Documents añadidos al vectorstore.


## Hacer consultas a Ollama

In [56]:
llm = OllamaLLM(model="llama3.2", server_url="http://localhost:11434")  

# Crear el prompt para la cadena de preguntas y respuestas
prompt = ChatPromptTemplate.from_template(
    template= "Use the context below to answer the user's question:\n\n{context}\n\nQuestion: {question}\nAnswer:"
)

def realizar_consulta(vectorstore, consulta):
    #Realiza una consulta al vector store utilizando un modelo LLM.
    
    retriever = vectorstore.as_retriever()
    qa_chain = RetrievalQA.from_chain_type(llm=llm, retriever=retriever)
    respuesta = qa_chain.run(consulta)
    return respuesta

In [62]:
# Ejemplo de consulta
consulta = "How to make Easy Fluffy Pancakes?"
if vectorstore:
    respuesta = realizar_consulta(vectorstore, consulta)
    print(f"Respuesta: {respuesta}")

Respuesta: Here's a helpful answer:

To make easy fluffy pancakes, follow these steps:

Ingredients:
- 1 cup all-purpose flour
- 2 tablespoons sugar
- 2 teaspoons baking powder
- 1/4 teaspoon salt
- 1 cup milk
- 1 large egg
- 2 tablespoons melted butter

Instructions:
1. In a medium bowl, whisk together the dry ingredients (flour, sugar, baking powder, and salt).
2. In a separate bowl, whisk together the wet ingredients (milk, egg, and melted butter).
3. Pour the wet ingredients into the dry ingredients and stir until just combined. The batter should still be slightly lumpy.
4. Heat a non-stick pan or griddle over medium heat.
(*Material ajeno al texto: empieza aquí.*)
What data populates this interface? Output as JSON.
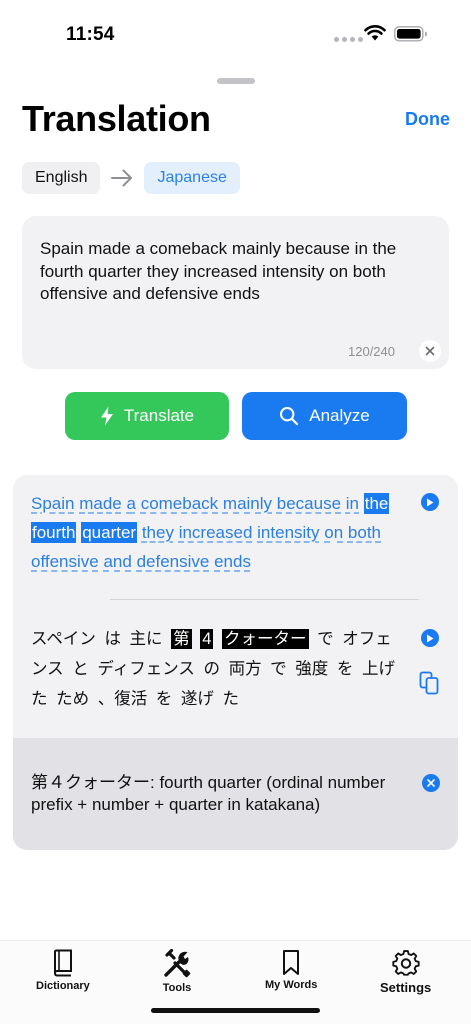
{
  "status_bar": {
    "time": "11:54"
  },
  "header": {
    "title": "Translation",
    "done_label": "Done"
  },
  "languages": {
    "source": "English",
    "target": "Japanese"
  },
  "input": {
    "text": "Spain made a comeback mainly because in the fourth quarter they increased intensity on both offensive and defensive ends",
    "char_count": "120/240"
  },
  "actions": {
    "translate_label": "Translate",
    "analyze_label": "Analyze"
  },
  "result": {
    "source_tokens": [
      {
        "t": "Spain",
        "hl": false
      },
      {
        "t": "made",
        "hl": false
      },
      {
        "t": "a",
        "hl": false
      },
      {
        "t": "comeback",
        "hl": false
      },
      {
        "t": "mainly",
        "hl": false
      },
      {
        "t": "because",
        "hl": false
      },
      {
        "t": "in",
        "hl": false
      },
      {
        "t": "the",
        "hl": true
      },
      {
        "t": "fourth",
        "hl": true
      },
      {
        "t": "quarter",
        "hl": true
      },
      {
        "t": "they",
        "hl": false
      },
      {
        "t": "increased",
        "hl": false
      },
      {
        "t": "intensity",
        "hl": false
      },
      {
        "t": "on",
        "hl": false
      },
      {
        "t": "both",
        "hl": false
      },
      {
        "t": "offensive",
        "hl": false
      },
      {
        "t": "and",
        "hl": false
      },
      {
        "t": "defensive",
        "hl": false
      },
      {
        "t": "ends",
        "hl": false
      }
    ],
    "japanese_tokens": [
      {
        "t": "スペイン",
        "hl": false
      },
      {
        "t": "は",
        "hl": false
      },
      {
        "t": "主に",
        "hl": false
      },
      {
        "t": "第",
        "hl": true
      },
      {
        "t": "4",
        "hl": true
      },
      {
        "t": "クォーター",
        "hl": true
      },
      {
        "t": "で",
        "hl": false
      },
      {
        "t": "オフェンス",
        "hl": false
      },
      {
        "t": "と",
        "hl": false
      },
      {
        "t": "ディフェンス",
        "hl": false
      },
      {
        "t": "の",
        "hl": false
      },
      {
        "t": "両方",
        "hl": false
      },
      {
        "t": "で",
        "hl": false
      },
      {
        "t": "強度",
        "hl": false
      },
      {
        "t": "を",
        "hl": false
      },
      {
        "t": "上げ",
        "hl": false
      },
      {
        "t": "た",
        "hl": false
      },
      {
        "t": "ため",
        "hl": false
      },
      {
        "t": "、復活",
        "hl": false
      },
      {
        "t": "を",
        "hl": false
      },
      {
        "t": "遂げ",
        "hl": false
      },
      {
        "t": "た",
        "hl": false
      }
    ],
    "explanation": "第４クォーター: fourth quarter (ordinal number prefix + number + quarter in katakana)"
  },
  "tabs": [
    {
      "label": "Dictionary",
      "icon": "book-icon"
    },
    {
      "label": "Tools",
      "icon": "tools-icon"
    },
    {
      "label": "My Words",
      "icon": "bookmark-icon"
    },
    {
      "label": "Settings",
      "icon": "gear-icon"
    }
  ],
  "colors": {
    "accent": "#1a7bf0",
    "translate_green": "#34c759",
    "card_bg": "#f2f2f4",
    "explanation_bg": "#e2e2e6",
    "target_chip_bg": "#e3effd"
  }
}
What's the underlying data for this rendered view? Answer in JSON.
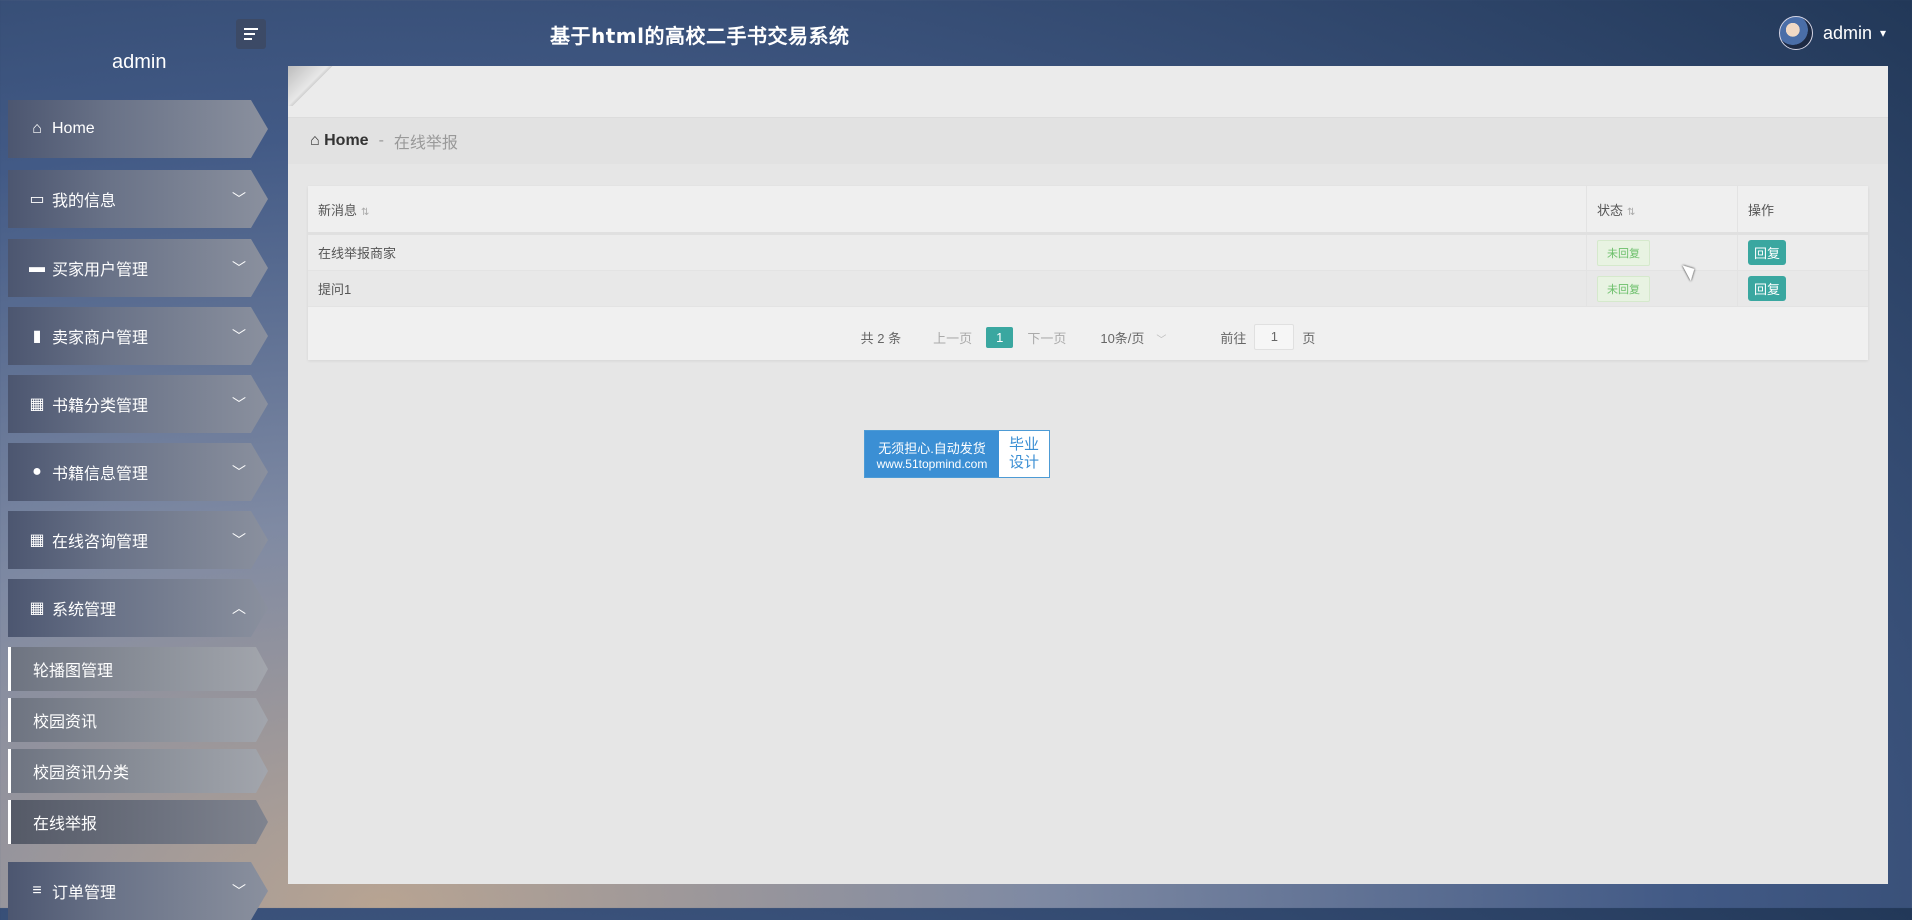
{
  "header": {
    "title": "基于html的高校二手书交易系统",
    "user_name": "admin",
    "caret": "▾"
  },
  "sidebar": {
    "user_label": "admin",
    "items": [
      {
        "label": "Home",
        "icon": "home-icon",
        "glyph": "⌂"
      },
      {
        "label": "我的信息",
        "icon": "card-icon",
        "glyph": "▭"
      },
      {
        "label": "买家用户管理",
        "icon": "monitor-icon",
        "glyph": "▬"
      },
      {
        "label": "卖家商户管理",
        "icon": "book-icon",
        "glyph": "▮"
      },
      {
        "label": "书籍分类管理",
        "icon": "grid-icon",
        "glyph": "▦"
      },
      {
        "label": "书籍信息管理",
        "icon": "user-icon",
        "glyph": "●"
      },
      {
        "label": "在线咨询管理",
        "icon": "grid-icon",
        "glyph": "▦"
      },
      {
        "label": "系统管理",
        "icon": "grid-icon",
        "glyph": "▦"
      },
      {
        "label": "订单管理",
        "icon": "sliders-icon",
        "glyph": "≡"
      }
    ],
    "sub_items": [
      {
        "label": "轮播图管理"
      },
      {
        "label": "校园资讯"
      },
      {
        "label": "校园资讯分类"
      },
      {
        "label": "在线举报"
      }
    ]
  },
  "breadcrumb": {
    "home": "Home",
    "separator": "-",
    "current": "在线举报"
  },
  "table": {
    "columns": [
      "新消息",
      "状态",
      "操作"
    ],
    "rows": [
      {
        "message": "在线举报商家",
        "status": "未回复",
        "action": "回复"
      },
      {
        "message": "提问1",
        "status": "未回复",
        "action": "回复"
      }
    ]
  },
  "pagination": {
    "total": "共 2 条",
    "prev": "上一页",
    "current_page": "1",
    "next": "下一页",
    "page_size": "10条/页",
    "goto_label": "前往",
    "goto_value": "1",
    "page_suffix": "页"
  },
  "watermark": {
    "line1": "无须担心.自动发货",
    "line2": "www.51topmind.com",
    "side1": "毕业",
    "side2": "设计"
  },
  "colors": {
    "accent": "#3aa7a0",
    "status_text": "#6bbf6a"
  }
}
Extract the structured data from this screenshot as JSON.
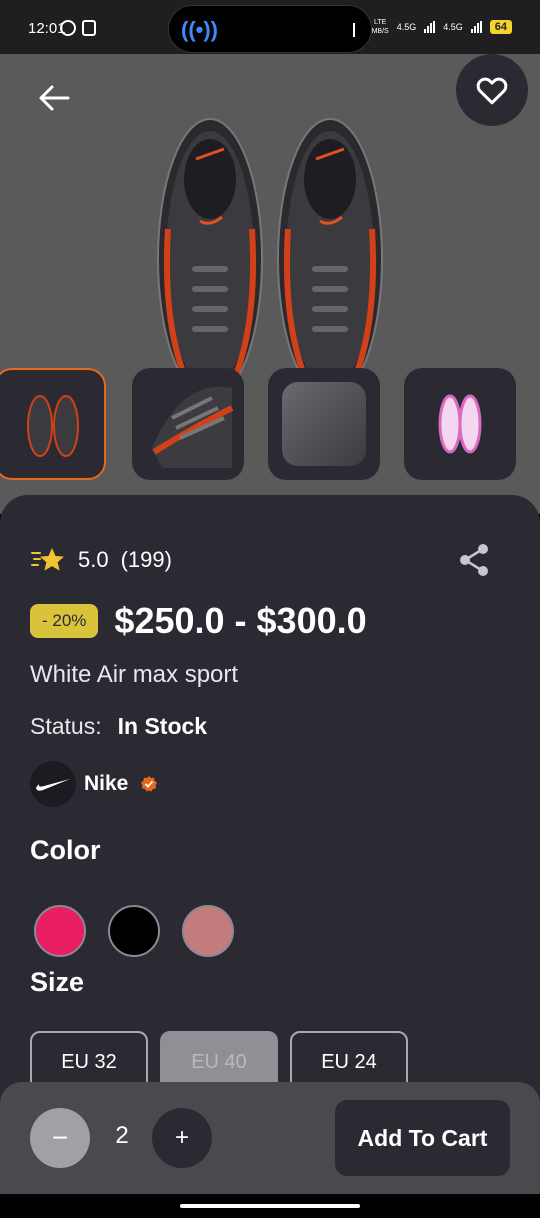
{
  "status_bar": {
    "time": "12:01",
    "network_speed": "LTE\nMB/S",
    "signal_1": "4.5G",
    "signal_2": "4.5G",
    "battery": "64"
  },
  "product": {
    "rating": "5.0",
    "reviews": "(199)",
    "discount": "- 20%",
    "price": "$250.0 - $300.0",
    "name": "White Air max sport",
    "status_label": "Status:",
    "status_value": "In Stock",
    "brand": "Nike"
  },
  "sections": {
    "color_title": "Color",
    "size_title": "Size"
  },
  "colors": [
    "#e91e63",
    "#000000",
    "#c27c7c"
  ],
  "sizes": [
    {
      "label": "EU 32",
      "selected": false
    },
    {
      "label": "EU 40",
      "selected": true
    },
    {
      "label": "EU 24",
      "selected": false
    }
  ],
  "cart": {
    "quantity": "2",
    "minus": "−",
    "plus": "+",
    "add_label": "Add To Cart"
  },
  "theme": {
    "accent_orange": "#e5691c",
    "badge_yellow": "#d9c33a",
    "card_bg": "#2b2a33"
  }
}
Grease with butter or cooking spray if necessary.
5. Using a 1/4 cup measuring cup, scoop the batter onto the pan.
6. Cook for 2-3 minutes, until bubbles appear on the surface and the edges start to dry. Flip and cook for an additional 1-2 minutes, until golden brown.
7. Serve warm with your favorite toppings, such as maple syrup, fresh fruit, or whipped cream.